自引用表（Oracle）上的SQL递归查询

Question

让我们假设我有这样的样本数据：

| Name     | ID | PARENT_ID |
-----------------------------
| a1       | 1  | null      |
| b2       | 2  | null      |
| c3       | 3  | null      |
| a1.d4    | 4  | 1         |
| a1.e5    | 5  | 1         |
| a1.d4.f6 | 6  | 4         |
| a1.d4.g7 | 7  | 4         |
| a1.e5.h8 | 8  | 5         |
| a2.i9    | 9  | 2         |
| a2.i9.j10| 10 | 9         |

我想从accountId = 1开始选择所有记录，因此预期结果为：

| Name     | ID | PARENT_NAME | PARENT_ID | 
-------------------------------------------
| a1       | 1  | null        | null      |
| a1.d4    | 4  | a1          | 1         |
| a1.e5    | 5  | a1          | 1         |
| a1.d4.f6 | 6  | a1.d4       | 4         |
| a1.d4.g7 | 7  | a1.d4       | 4         |
| a1.e5.h8 | 8  | a1.e5       | 5         |

我目前能够进行递归选择，但是后来我无法从父引用中访问数据，因此我无法返回parent_name。我正在使用的代码（适用于简单的例子）：

SELECT id, parent_id, name
FROM tbl 
  START WITH id = 1 
  CONNECT BY PRIOR id = parent_id

我应该使用哪种SQL来进行上述检索？

未来寻求者的其他关键词：用于选择同一表中父键表示的分层数据的SQL

Answer 1

使用：

    SELECT t1.id, 
           t1.parent_id, 
           t1.name,
           t2.name AS parent_name,
           t2.id AS parent_id
      FROM tbl t1
 LEFT JOIN tbl t2 ON t2.id = t1.parent_id
START WITH t1.id = 1 
CONNECT BY PRIOR t1.id = t1.parent_id

Answer 2

如何使用PRIOR，

所以

SELECT id, parent_id, PRIOR name
   FROM tbl 
START WITH id = 1 
CONNECT BY PRIOR id = parent_id`

或者如果你想获得根名称

SELECT id, parent_id, CONNECT_BY_ROOT name
   FROM tbl 
START WITH id = 1 
CONNECT BY PRIOR id = parent_id

Answer 3

使用新的嵌套查询语法

with q(name, id, parent_id, parent_name) as (
    select 
      t1.name, t1.id, 
      null as parent_id, null as parent_name 
    from t1
    where t1.id = 1
  union all
    select 
      t1.name, t1.id, 
      q.id as parent_id, q.name as parent_name 
    from t1, q
    where t1.parent_id = q.id
)
select * from q

Answer 4

你想这样做吗？

SELECT id, parent_id, name, 
 (select Name from tbl where id = t.parent_id) parent_name
FROM tbl t start with id = 1 CONNECT BY PRIOR id = parent_id

修改 基于OMG的另一种选择（但我认为这将同样表现）：

select 
           t1.id, 
           t1.parent_id, 
           t1.name,
           t2.name AS parent_name,
           t2.id AS parent_id
from 
    (select id, parent_id, name
    from tbl
    start with id = 1 
    connect by prior id = parent_id) t1
    left join
    tbl t2 on t2.id = t1.parent_id

Answer 5

这有点麻烦，但我相信这应该有用（没有额外的连接）。这假定您可以选择一个永远不会出现在相关字段中的字符，作为分隔符。
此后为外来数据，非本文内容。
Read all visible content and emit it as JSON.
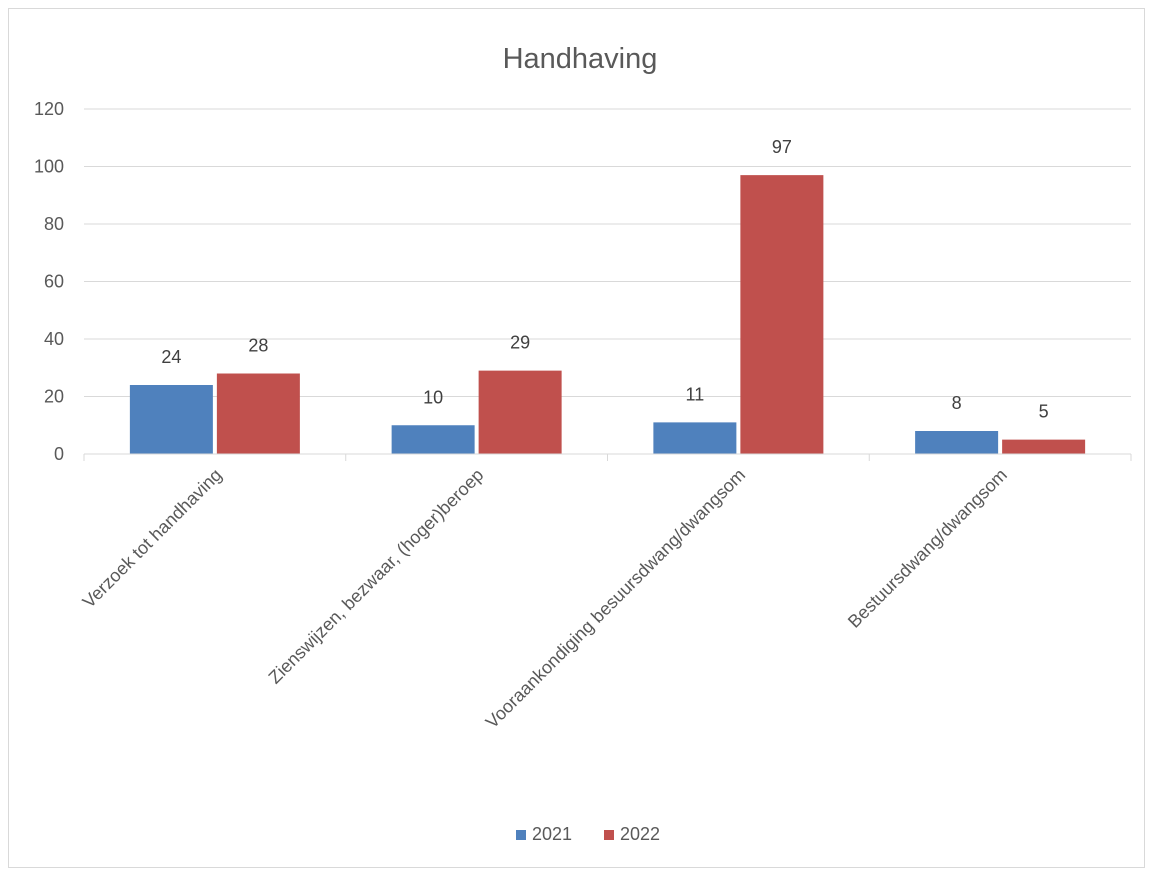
{
  "chart_data": {
    "type": "bar",
    "title": "Handhaving",
    "categories": [
      "Verzoek tot handhaving",
      "Zienswijzen, bezwaar, (hoger)beroep",
      "Vooraankondiging besuursdwang/dwangsom",
      "Bestuursdwang/dwangsom"
    ],
    "series": [
      {
        "name": "2021",
        "values": [
          24,
          10,
          11,
          8
        ],
        "color": "#4f81bd"
      },
      {
        "name": "2022",
        "values": [
          28,
          29,
          97,
          5
        ],
        "color": "#c0504d"
      }
    ],
    "ylim": [
      0,
      120
    ],
    "yticks": [
      0,
      20,
      40,
      60,
      80,
      100,
      120
    ],
    "grid": true,
    "legend": "bottom",
    "data_labels": true
  }
}
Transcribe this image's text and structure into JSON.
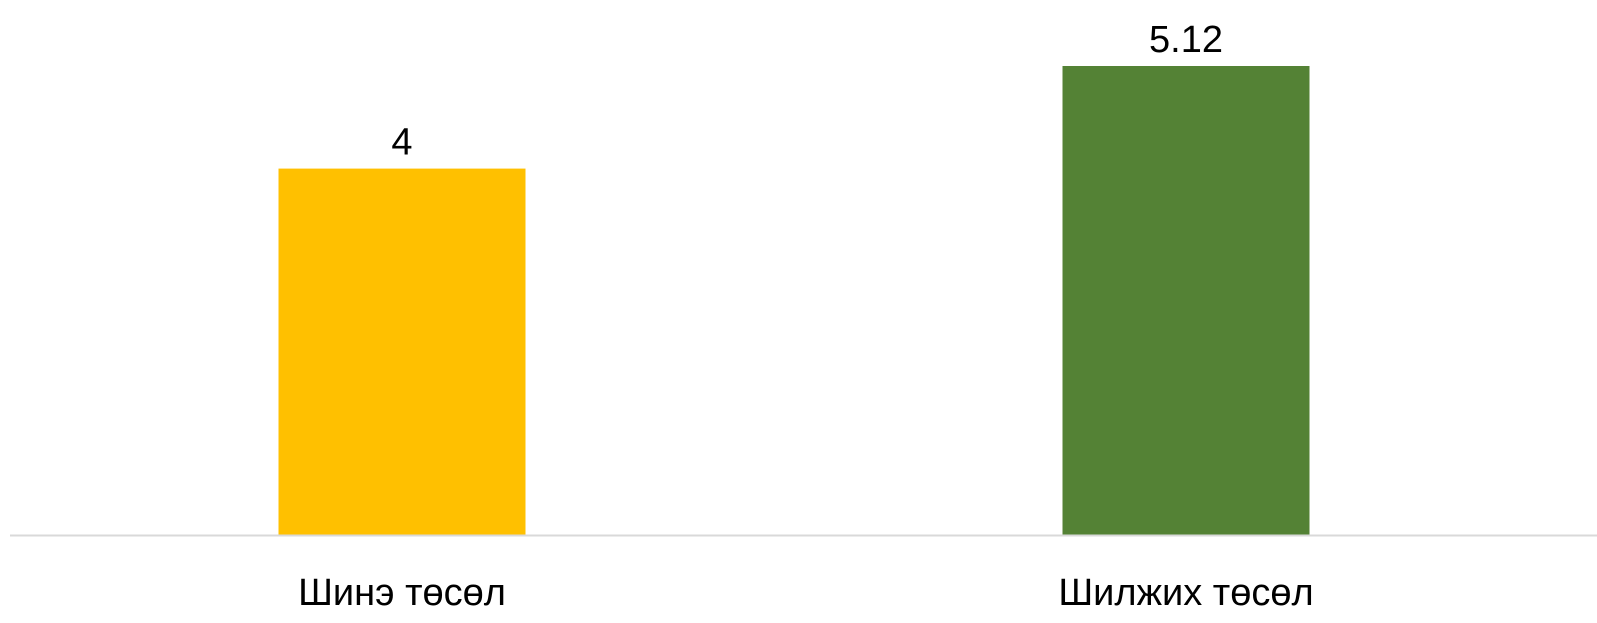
{
  "chart_data": {
    "type": "bar",
    "categories": [
      "Шинэ төсөл",
      "Шилжих төсөл"
    ],
    "values": [
      4,
      5.12
    ],
    "data_labels": [
      "4",
      "5.12"
    ],
    "title": "",
    "xlabel": "",
    "ylabel": "",
    "ylim": [
      0,
      5.12
    ],
    "grid": false,
    "legend": "none",
    "colors": [
      "#FFC000",
      "#548235"
    ],
    "axis_color": "#D9D9D9"
  }
}
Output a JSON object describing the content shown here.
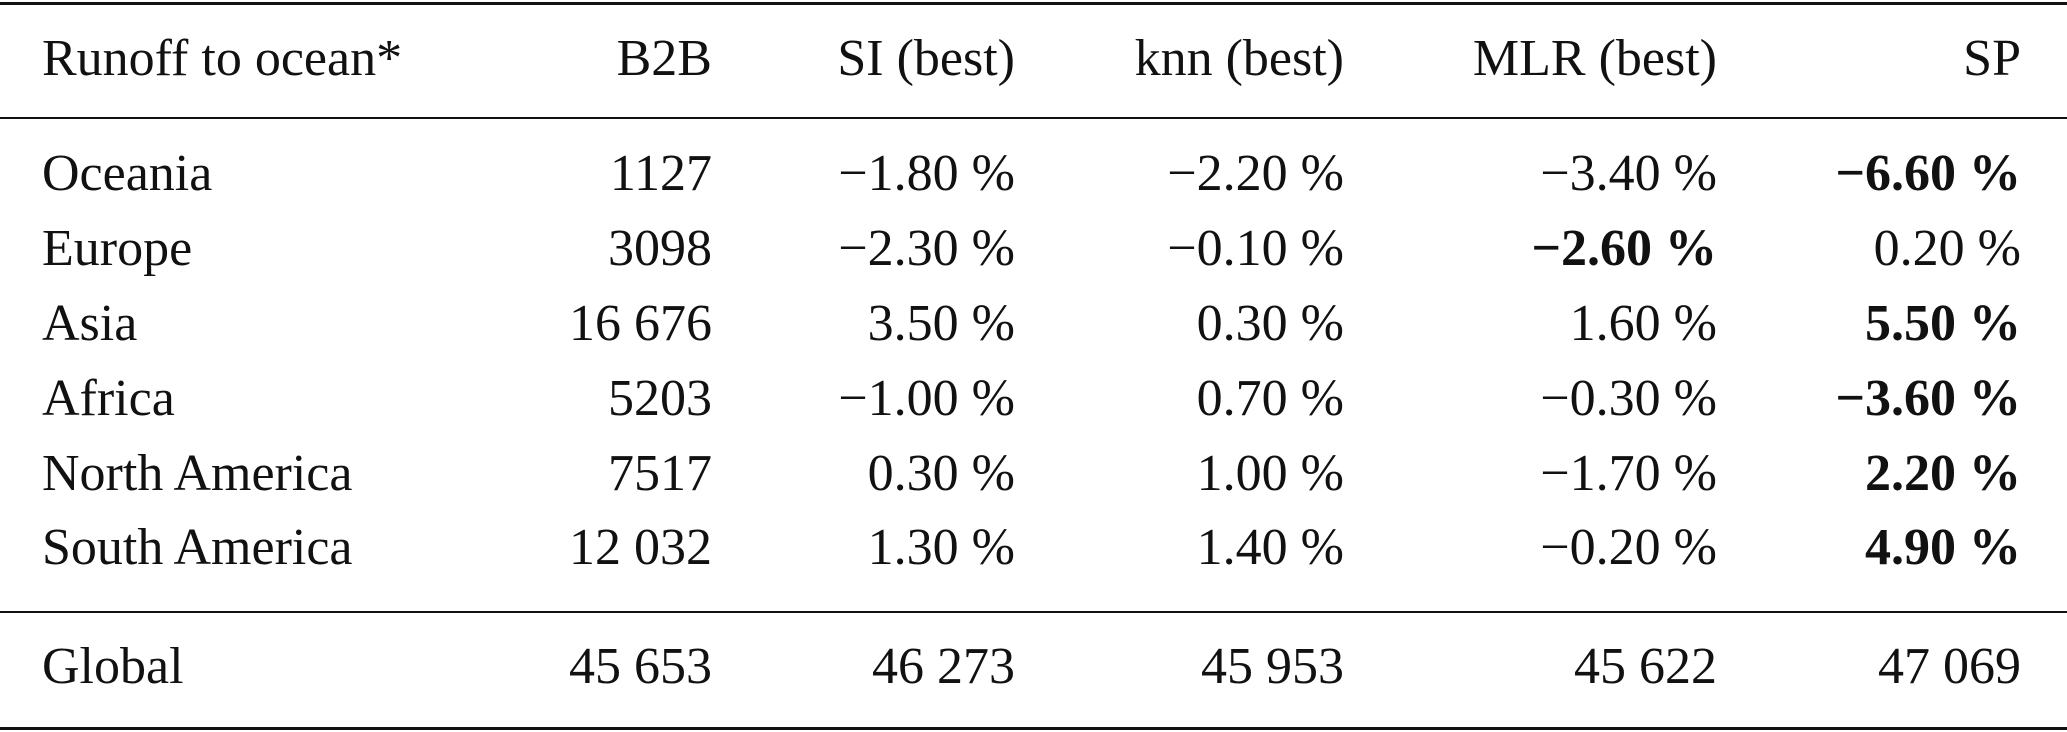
{
  "table": {
    "header": [
      "Runoff to ocean*",
      "B2B",
      "SI (best)",
      "knn (best)",
      "MLR (best)",
      "SP"
    ],
    "rows": [
      [
        "Oceania",
        "1127",
        "−1.80 %",
        "−2.20 %",
        "−3.40 %",
        {
          "text": "−6.60 %",
          "bold": true
        }
      ],
      [
        "Europe",
        "3098",
        "−2.30 %",
        "−0.10 %",
        {
          "text": "−2.60 %",
          "bold": true
        },
        "0.20 %"
      ],
      [
        "Asia",
        "16 676",
        "3.50 %",
        "0.30 %",
        "1.60 %",
        {
          "text": "5.50 %",
          "bold": true
        }
      ],
      [
        "Africa",
        "5203",
        "−1.00 %",
        "0.70 %",
        "−0.30 %",
        {
          "text": "−3.60 %",
          "bold": true
        }
      ],
      [
        "North America",
        "7517",
        "0.30 %",
        "1.00 %",
        "−1.70 %",
        {
          "text": "2.20 %",
          "bold": true
        }
      ],
      [
        "South America",
        "12 032",
        "1.30 %",
        "1.40 %",
        "−0.20 %",
        {
          "text": "4.90 %",
          "bold": true
        }
      ]
    ],
    "footer": [
      "Global",
      "45 653",
      "46 273",
      "45 953",
      "45 622",
      "47 069"
    ]
  }
}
你可以在没有嵌套select的情况下做到这一点，但我发现这有点干净，有四个对SYS_CONNECT_BY_PATH的引用。

select id, 
       parent_id, 
       case 
         when lvl <> 1 
         then substr(name_path,
                     instr(name_path,'|',1,lvl-1)+1,
                     instr(name_path,'|',1,lvl)
                      -instr(name_path,'|',1,lvl-1)-1) 
         end as name 
from (
  SELECT id, parent_id, sys_connect_by_path(name,'|') as name_path, level as lvl
  FROM tbl 
  START WITH id = 1 
  CONNECT BY PRIOR id = parent_id)